Книга: Откровения Екатерины Медичи
Назад: Часть 4 1559–1560 ТИГРЫ
Дальше: Глава 19

Глава 18

У нас во Флоренции принято после смерти любимого человека устраивать пирушку для родственников, друзей, соседей, чтобы за угощением вместе вспоминать усопшего. Рассказывают всякие случаи, связанные с ним, иногда смешные, порой грустные, а цель одна: чтобы человек, которого мы любили, побыл с нами еще немного. Радости жизни смягчают боль утраты и помогают смотреть вперед, в будущее.
Ничего подобного мне не было дозволено. Меченый и монсеньор утвердили даты начала и конца сорокадневного траура, и мне предписывалось запереться в особняке Клюни — ветшающем старом дворце, где августейшие вдовы Франции оставались лицом к лицу со своей утратой. Старинный этот обычай преследовал цель доказать, что овдовевшая королева не беременна — в противном случае это обстоятельство угрожало бы нарушить установленный порядок престолонаследия, особенно если бы вдова произвела на свет сына. В последний раз Генрих посещал меня в спальне за много недель до смерти, к тому же я приближалась к концу того периода в жизни, когда женщина способна понести дитя, но это не имело ни малейшего значения. Гизы распорядились, чтобы я соблюла обычай, и мне ничего не оставалось, как подчиниться.
Отдаленная от мира, в покоях, целиком задрапированных белым, я из чувства протеста надела черный, по итальянскому обычаю, траур и сделала своим гербом сломанное копье — хотя слуги, тщательно отобранные монсеньором, докладывали ему о каждом моем шаге. Мне полагалось рыдать, оплакивая свою участь, сетовать на волю Господню и свою беспомощность перед ней, а потом в конце концов смириться с неизбежным и искать прибежища для разбитого сердца в каком-нибудь благоустроенном монастыре или сельском доме. В конце концов, я больше не была королевой Франции. Мое место заняла Мария Стюарт, и можно было не сомневаться, что мой герб уже снимают со стен, дабы освободить место для ее герба. У меня были денежное содержание и земельные владения; пришло время, по примеру предшественниц, удалиться от мира.

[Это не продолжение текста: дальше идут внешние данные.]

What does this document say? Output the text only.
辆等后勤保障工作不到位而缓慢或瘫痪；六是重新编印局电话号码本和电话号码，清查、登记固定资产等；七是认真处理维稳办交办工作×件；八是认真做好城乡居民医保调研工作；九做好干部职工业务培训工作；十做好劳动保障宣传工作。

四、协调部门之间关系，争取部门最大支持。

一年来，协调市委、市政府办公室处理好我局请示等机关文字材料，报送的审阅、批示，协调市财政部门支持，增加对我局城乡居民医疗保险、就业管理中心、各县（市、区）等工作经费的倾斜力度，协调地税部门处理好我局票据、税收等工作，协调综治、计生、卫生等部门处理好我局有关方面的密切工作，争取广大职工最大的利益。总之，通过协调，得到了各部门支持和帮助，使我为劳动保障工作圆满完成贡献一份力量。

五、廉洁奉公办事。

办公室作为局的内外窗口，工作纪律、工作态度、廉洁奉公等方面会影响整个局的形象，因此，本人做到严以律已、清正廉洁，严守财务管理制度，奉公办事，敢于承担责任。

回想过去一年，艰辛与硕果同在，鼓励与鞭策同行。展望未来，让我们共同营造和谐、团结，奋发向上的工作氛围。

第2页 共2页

Ничего другого от меня и не ожидали.
И я долго, очень долго раздумывала, не стоит ли поступить именно так. Это было бы несложно устроить. У меня есть Шенонсо. Я могла бы мирно стареть среди виноградников и фруктовых садов и не оглядываться на прошлое. Отчего бы мне не ухватиться за ту малую частицу счастья, которая только мне и осталась? Или мало жертв я принесла ради долга? В отличие от герцогини д'Этамп, которая по воле Дианы умерла в нищете, от королевы Элеоноры, которая после смерти моего свекра покинула Францию, никем не любимая и никому не нужная, я могла просто оставить двор и зажить новой жизнью, для себя, не занимая свой ум бурями, которые больше меня не касались.
И только одно мешало мне принять это решение — мысль о безграничном честолюбии Гизов, которые станут преследовать моего сына, а он, устрашенный неведомым, будет забиваться в угол, точно загнанный зверь. Мне не найти покоя, пока они будут править именем моего сына. Слишком долго я терпела их гнетущее владычество; мое место рядом с сыном, нашим новым королем.

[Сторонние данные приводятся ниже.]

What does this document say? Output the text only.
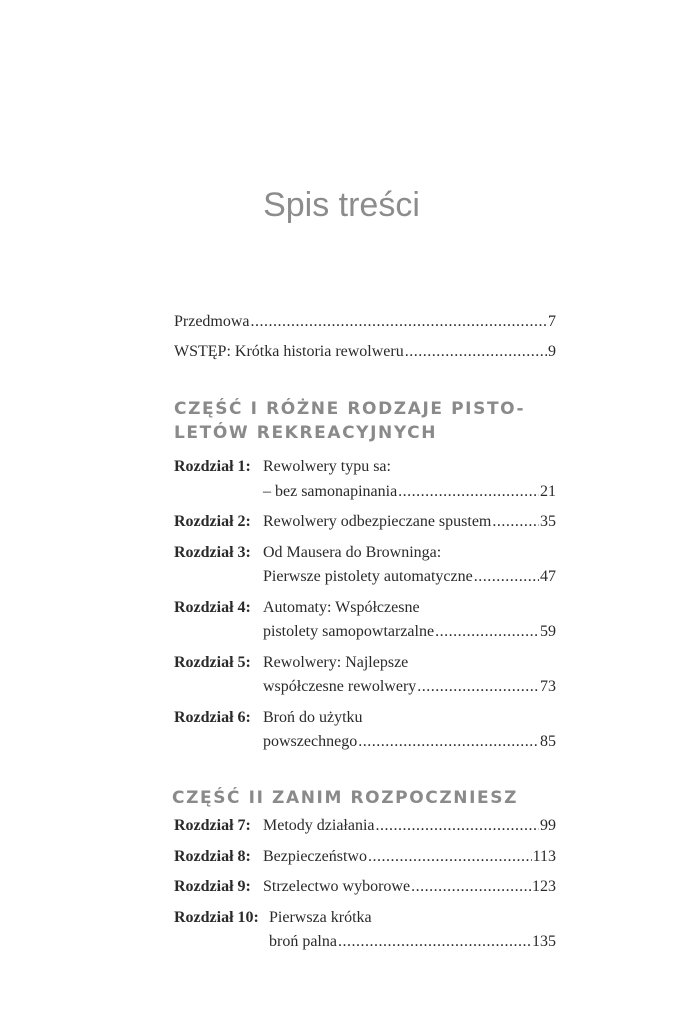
Spis treści
Przedmowa .....	7
WSTĘP: Krótka historia rewolweru .....	9
CZĘŚĆ I RÓŻNE RODZAJE PISTO-
LETÓW REKREACYJNYCH
Rozdział 1: Rewolwery typu sa:
– bez samonapinania .....	21
Rozdział 2: Rewolwery odbezpieczane spustem .....	35
Rozdział 3: Od Mausera do Browninga:
Pierwsze pistolety automatyczne .....	47
Rozdział 4: Automaty: Współczesne
pistolety samopowtarzalne .....	59
Rozdział 5: Rewolwery: Najlepsze
współczesne rewolwery .....	73
Rozdział 6: Broń do użytku
powszechnego .....	85
CZĘŚĆ II ZANIM ROZPOCZNIESZ
Rozdział 7: Metody działania .....	99
Rozdział 8: Bezpieczeństwo .....	113
Rozdział 9: Strzelectwo wyborowe .....	123
Rozdział 10: Pierwsza krótka
broń palna .....	135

Кто защитит его, если не я?
Я встала, отбросила вуаль. Дамы, впервые за много дней увидевшие мое лицо, остолбенели. Единственная камеристка, которую мне дозволили иметь при себе, моя верная Лукреция, улыбнулась.
— Ваше величество, — осторожно проговорила одна из дам, — вам нехорошо?

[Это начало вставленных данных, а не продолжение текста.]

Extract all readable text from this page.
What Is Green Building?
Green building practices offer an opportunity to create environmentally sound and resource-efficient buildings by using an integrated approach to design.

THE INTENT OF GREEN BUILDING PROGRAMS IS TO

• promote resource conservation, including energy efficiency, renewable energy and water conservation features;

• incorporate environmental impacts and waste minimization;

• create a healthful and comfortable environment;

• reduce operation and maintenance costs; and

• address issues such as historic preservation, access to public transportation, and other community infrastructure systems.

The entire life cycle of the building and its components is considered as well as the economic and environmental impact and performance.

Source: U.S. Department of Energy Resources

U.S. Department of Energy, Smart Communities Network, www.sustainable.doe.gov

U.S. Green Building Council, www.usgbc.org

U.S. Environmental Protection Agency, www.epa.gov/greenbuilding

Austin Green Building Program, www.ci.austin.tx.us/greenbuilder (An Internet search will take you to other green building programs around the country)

— Напротив. — После долгого молчания мой голос звучал хрипло. — Я совершенно здорова, а также голодна. Позаботьтесь о том, чтобы мне сегодня подали мясо. Мне безумно хочется мяса.
— Мясо?! — ахнула та.
Бульон, хлеб и сыр — вот и все, что полагалось есть вдовам; они ведь хрупкие существа, а мясное возбуждает кровь.
— Именно. И поторопитесь. Покуда я буду есть, можете уложить мои вещи, чтобы их перевезли в Лувр. Пошлите гонца сообщить моему сыну-королю, что я направляюсь к нему. Я была бы плохой матерью, если бы в это нелегкое время отказала ему в утешении.
Так я досрочно прервала траур и покинула особняк Клюни.

 

Мир изменился. За одну ночь Турнель превратился в обиталище призраков, в то время как Лувр был залит ослепительным светом расставленных по фасаду факелов. Факелы пылали, роняя золотые капли на смеющихся придворных, которые еще не так давно были преисполнены скорби. Во дворце царил праздник.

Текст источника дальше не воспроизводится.